All things to all people. An impossibility. Why do I think that I can do it? It’s because I have a family. I am a mother. Mother’s are supposed to be able to fix everything. Sure we can. Lately I have been trying. The impossible? Easy right?
Sometimes when you don’t know what to say or when things are too overwhelming you can just call his name. Over and over and over. It will be heard. It will be understood. It will be answered.
Do you ever have a day where you struggle to know where you belong? I have been at sea for over a year. I know that there is something somewhere that will fulfill this need I have to use the skills that God has given me over the years. I am working toward mediating for court cases but I don’t know if this is where I belong. The problem is that I don’t seem to belong anywhere.
I hate being in limbo! Again I am suffering from waiting. I have no patience. There may be a lesson that I need to learn before God opens the path in front of me. It has happened before and I have been the in wilderness before. I waited and the answer landed in my lap. I just need to listen for God and wait.
Sometimes the sadness of the world can be overwhelming. It is not even necessary to mention all the things that are wrong. There is so much grief and pain. When I was younger I thought that the world would just get better and better….that each generation would have a better life but I know that is not the case. Life continues….do people change? Are we any better or any worse than people who came before us? Is the violence and hatred worse? Sometimes is seems so but that may just be because communication lets us hear more. Since my first degree is in history I know that there was great evil in the past and horrible violence. This makes me believe that nothing has changed. We humans have not changed. We have learned nothing from the past.
God must weep at our inability to learn. He sent Christ to show us how we should live. What more could he do? A living example right in front of us and yet here we are. When will we learn?

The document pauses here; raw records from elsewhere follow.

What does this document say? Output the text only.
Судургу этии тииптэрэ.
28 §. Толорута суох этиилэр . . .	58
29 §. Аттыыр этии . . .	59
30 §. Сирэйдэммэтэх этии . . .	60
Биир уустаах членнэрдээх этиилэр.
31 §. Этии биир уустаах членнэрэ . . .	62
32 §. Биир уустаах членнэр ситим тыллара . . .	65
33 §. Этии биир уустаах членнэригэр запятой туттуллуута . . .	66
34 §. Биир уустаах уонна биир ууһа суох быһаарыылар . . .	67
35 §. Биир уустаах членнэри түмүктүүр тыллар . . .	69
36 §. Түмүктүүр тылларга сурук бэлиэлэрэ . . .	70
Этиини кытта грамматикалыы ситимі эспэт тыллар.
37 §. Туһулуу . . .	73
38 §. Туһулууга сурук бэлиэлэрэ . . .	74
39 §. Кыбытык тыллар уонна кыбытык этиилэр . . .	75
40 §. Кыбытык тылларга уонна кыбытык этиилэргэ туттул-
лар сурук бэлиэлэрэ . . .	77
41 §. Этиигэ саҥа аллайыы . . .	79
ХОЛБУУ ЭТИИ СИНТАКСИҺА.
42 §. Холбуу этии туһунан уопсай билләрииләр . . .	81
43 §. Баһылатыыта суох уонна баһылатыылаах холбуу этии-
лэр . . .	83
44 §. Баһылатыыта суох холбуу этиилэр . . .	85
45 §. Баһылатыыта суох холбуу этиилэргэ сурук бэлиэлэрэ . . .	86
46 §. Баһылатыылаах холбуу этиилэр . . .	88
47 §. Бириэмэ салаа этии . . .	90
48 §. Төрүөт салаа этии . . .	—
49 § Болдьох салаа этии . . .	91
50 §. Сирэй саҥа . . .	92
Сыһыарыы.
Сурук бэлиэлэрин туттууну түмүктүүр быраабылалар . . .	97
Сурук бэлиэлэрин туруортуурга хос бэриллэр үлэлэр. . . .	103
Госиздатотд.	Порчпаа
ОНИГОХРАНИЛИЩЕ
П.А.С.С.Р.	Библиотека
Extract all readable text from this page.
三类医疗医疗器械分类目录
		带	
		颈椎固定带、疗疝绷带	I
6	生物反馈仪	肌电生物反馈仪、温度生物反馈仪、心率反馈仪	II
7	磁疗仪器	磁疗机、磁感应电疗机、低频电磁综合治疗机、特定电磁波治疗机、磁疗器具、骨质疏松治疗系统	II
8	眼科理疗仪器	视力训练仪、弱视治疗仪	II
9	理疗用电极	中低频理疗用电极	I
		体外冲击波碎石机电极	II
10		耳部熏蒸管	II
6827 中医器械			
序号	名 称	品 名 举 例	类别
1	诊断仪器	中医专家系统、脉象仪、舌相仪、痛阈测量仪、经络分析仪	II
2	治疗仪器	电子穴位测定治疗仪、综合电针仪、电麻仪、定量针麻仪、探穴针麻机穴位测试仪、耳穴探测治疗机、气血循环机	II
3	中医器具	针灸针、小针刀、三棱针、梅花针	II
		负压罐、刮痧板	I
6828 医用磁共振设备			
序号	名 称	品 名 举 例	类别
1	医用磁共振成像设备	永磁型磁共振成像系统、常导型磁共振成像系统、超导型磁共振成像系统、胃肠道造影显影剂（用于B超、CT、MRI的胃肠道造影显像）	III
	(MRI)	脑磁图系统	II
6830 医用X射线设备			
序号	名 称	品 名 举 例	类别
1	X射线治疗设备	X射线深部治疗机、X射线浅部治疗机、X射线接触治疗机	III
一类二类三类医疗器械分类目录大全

Yesterday I just didn’t have the energy to write. I am not sure about tonight but I just need to vert. The last few weeks have been so frustrating. Nothing major but it just seems that everything that I have tried to do has been a headache. Things that are usually simple became complicated and it all became more and more annoying. Our medical system has run off the rails. As a Parish Nurse I helped people navigate the system but it has disappeared on down the track. Three weeks ago I saw a doctor who prescribed medication that is new. I knew that I had to be authorized but for the last three weeks is just plain disappeared. No one knew what had happened to it. Today I took the bull by the horns and appeared in the drs office demanding to discover where the vanishing medicine was. This was after multiple calls to the drs office and our insurance provider.
One of the things I have learned in my life is that sometimes all someone needs is to be able to ventilate their feelings. If you have someone that you can do this with you are blessed.